If you don’t believe me, believe the research:

In a recent study, we examined the prevalence of multiple forms of discrimination in a nationally representative sample of 2,290 American adults and found that weight discrimination is common among Americans, with rates relatively close to the prevalence of race and age discrimination. Among women, weight discrimination was even more common than racial discrimination. Among all adults in the study, weight discrimination was more prevalent than discrimination due to ethnicity, sexual orientation and physical disability. Almost 60 percent of participants in our study who reported weight discrimination experienced at least one occurrence of employment-based discrimination, such as not being hired for a job.
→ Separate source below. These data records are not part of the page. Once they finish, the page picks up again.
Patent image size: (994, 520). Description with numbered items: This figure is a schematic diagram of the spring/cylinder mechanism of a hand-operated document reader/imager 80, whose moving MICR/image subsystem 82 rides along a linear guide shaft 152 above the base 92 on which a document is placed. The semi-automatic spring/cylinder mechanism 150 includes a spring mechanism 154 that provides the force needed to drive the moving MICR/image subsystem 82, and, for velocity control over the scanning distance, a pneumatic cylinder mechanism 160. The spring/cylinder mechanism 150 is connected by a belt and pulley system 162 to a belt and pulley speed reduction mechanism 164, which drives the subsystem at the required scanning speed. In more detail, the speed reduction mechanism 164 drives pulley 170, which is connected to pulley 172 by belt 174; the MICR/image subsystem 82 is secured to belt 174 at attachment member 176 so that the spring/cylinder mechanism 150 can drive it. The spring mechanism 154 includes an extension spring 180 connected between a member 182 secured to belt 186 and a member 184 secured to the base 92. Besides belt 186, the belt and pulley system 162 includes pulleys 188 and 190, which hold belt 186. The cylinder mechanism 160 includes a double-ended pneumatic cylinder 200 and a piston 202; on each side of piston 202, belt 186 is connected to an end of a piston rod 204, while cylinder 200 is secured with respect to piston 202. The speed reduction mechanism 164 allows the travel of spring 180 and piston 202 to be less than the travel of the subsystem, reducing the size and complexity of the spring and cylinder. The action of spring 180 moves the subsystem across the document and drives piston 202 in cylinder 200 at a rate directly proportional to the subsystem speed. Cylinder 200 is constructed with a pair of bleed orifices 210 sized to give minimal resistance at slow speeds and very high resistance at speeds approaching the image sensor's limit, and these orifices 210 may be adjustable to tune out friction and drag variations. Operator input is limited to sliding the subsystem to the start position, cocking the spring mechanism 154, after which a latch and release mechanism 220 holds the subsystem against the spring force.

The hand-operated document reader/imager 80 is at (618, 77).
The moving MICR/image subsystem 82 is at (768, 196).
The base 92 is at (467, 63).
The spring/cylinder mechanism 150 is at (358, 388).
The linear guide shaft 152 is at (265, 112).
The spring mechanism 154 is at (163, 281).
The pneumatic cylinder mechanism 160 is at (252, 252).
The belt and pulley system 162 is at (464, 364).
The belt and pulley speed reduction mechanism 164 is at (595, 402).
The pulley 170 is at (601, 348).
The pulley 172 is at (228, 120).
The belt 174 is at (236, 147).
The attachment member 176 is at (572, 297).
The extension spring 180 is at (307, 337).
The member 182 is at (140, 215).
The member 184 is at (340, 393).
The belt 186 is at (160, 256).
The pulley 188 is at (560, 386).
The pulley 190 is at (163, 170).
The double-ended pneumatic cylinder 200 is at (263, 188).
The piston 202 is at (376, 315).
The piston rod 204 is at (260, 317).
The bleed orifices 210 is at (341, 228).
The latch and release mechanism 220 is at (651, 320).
On average, a person’s chances of being discriminated against because of weight become higher as their body weight increases.
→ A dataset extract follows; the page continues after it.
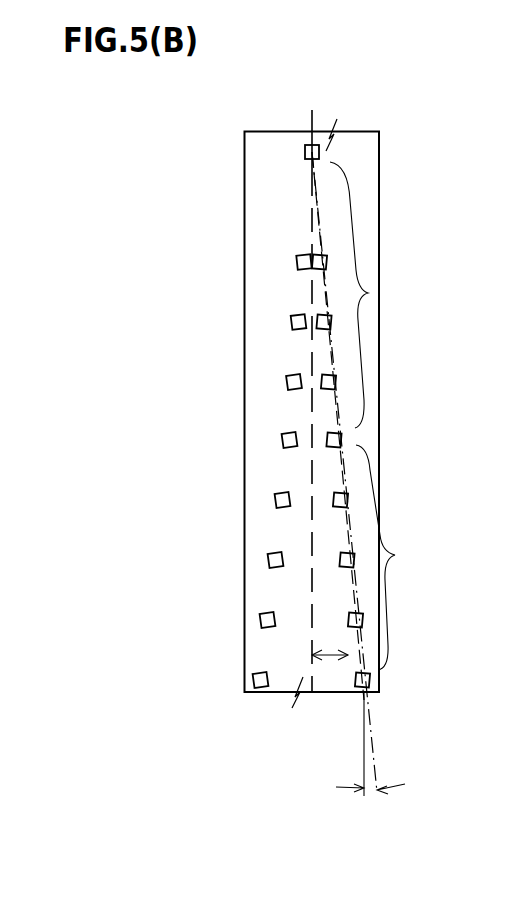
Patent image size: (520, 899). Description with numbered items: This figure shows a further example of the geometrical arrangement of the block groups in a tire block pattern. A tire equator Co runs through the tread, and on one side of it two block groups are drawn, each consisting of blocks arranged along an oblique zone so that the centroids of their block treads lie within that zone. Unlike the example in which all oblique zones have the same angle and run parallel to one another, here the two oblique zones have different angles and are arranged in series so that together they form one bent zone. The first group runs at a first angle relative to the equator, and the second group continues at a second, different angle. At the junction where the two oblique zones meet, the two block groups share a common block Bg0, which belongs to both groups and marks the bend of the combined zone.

The tire equator Co is at (313, 390).
The common block Bg0 is at (348, 437).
Weight Discrimination: A Socially Acceptable Injustice by Rebecca Puhl, PhD

I’m not sure if I have a point here other than to vent. A lifetime of being overlooked, not taken seriously, passed over, undervalued, and punished for my appearance has certainly ingrained a sense of resilience in me that’s propelled me to keep working toward my dreams, and be in the place in my career and life that I am today. But I ask myself all the time about where I might be right now if the weight bias and discrimination hadn’t taken such a toll on me. It has definitely done a number on my confidence, and yes, has plagued me with imposter syndrome (or whatever we want to call it now). I am 46 years old with 20 years of deep work experience in the social sector. I’m educated, have gone through tons of formal training programs, and have received several specialized certifications. I’ve served on boards, volunteered my time to the community, and I’m an accomplished musician, writer, presenter, and trainer.

And yet, I am still standing here with my nose smashed against the window of the c-suite. Why?
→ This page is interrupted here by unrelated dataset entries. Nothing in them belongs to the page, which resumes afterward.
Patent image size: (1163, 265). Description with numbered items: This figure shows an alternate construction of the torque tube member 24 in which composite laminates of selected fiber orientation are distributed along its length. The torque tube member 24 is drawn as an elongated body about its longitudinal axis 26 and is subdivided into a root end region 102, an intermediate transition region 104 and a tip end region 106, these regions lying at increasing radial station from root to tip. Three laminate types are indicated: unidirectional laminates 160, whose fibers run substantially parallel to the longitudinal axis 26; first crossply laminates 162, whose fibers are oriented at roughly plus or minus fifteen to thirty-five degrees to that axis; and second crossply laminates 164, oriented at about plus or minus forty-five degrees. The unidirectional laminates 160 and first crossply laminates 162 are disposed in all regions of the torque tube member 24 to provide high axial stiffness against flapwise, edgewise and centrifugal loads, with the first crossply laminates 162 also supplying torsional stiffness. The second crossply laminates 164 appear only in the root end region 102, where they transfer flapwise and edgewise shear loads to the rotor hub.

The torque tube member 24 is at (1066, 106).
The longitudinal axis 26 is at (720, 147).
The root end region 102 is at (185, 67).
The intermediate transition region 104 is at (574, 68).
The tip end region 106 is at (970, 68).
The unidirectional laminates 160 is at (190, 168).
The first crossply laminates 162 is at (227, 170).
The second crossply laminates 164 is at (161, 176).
I’m not suggesting that my weight is the only thing that has prevented me from advancing into executive leadership roles, but I do believe that a lifetime of needing to prove myself over and over and over, and always starting from the bottom at each new job to prove my worth, then working my way up but not quiiiiiite getting there, has emotionally and mentally exhausted me to the point of believing that I will never be good enough. As a result, I hold myself back from taking the necessary risks that would put me in a position to advance.

Ok, I know what you’re thinking. I am an organizational leadership specialist. I know that leadership has nothing to do with a ‘chief’ title – and I have told myself this for years and 100% believe it to be true. You should own the definition of success for yourself. That said, I do think that a title or promotion is how most companies signal to employees that they are trusted, talented, and valued. The problem is that there seems to be a wall that most women, fat women, women of color, lgbtq+, and others hit where they are only promoted juuuuuusssst enough to get them to stay, but rarely allowed to cross the threshold. Is it because we don’t fit the current model of “professionalism” that Opie describes (with my additions, of course)?: Eurocentric, masculine, heteronormative, upper class, body-normative – better translated: white, male, straight, wealthy, and thin.

I don’t know. I don’t have all the answers. But one thing is certain – women, in all their colors, sizes, and orientations, have been overlooked for a long, long time. I am glad that articles like this exist and that companies are finally paying attention to these inequities. I just wish the prevalent struggle of weight bias and discrimination in the workplace was acknowledged and brought into the conversation.

That will continue to be my wish and something for which I will continue to fight.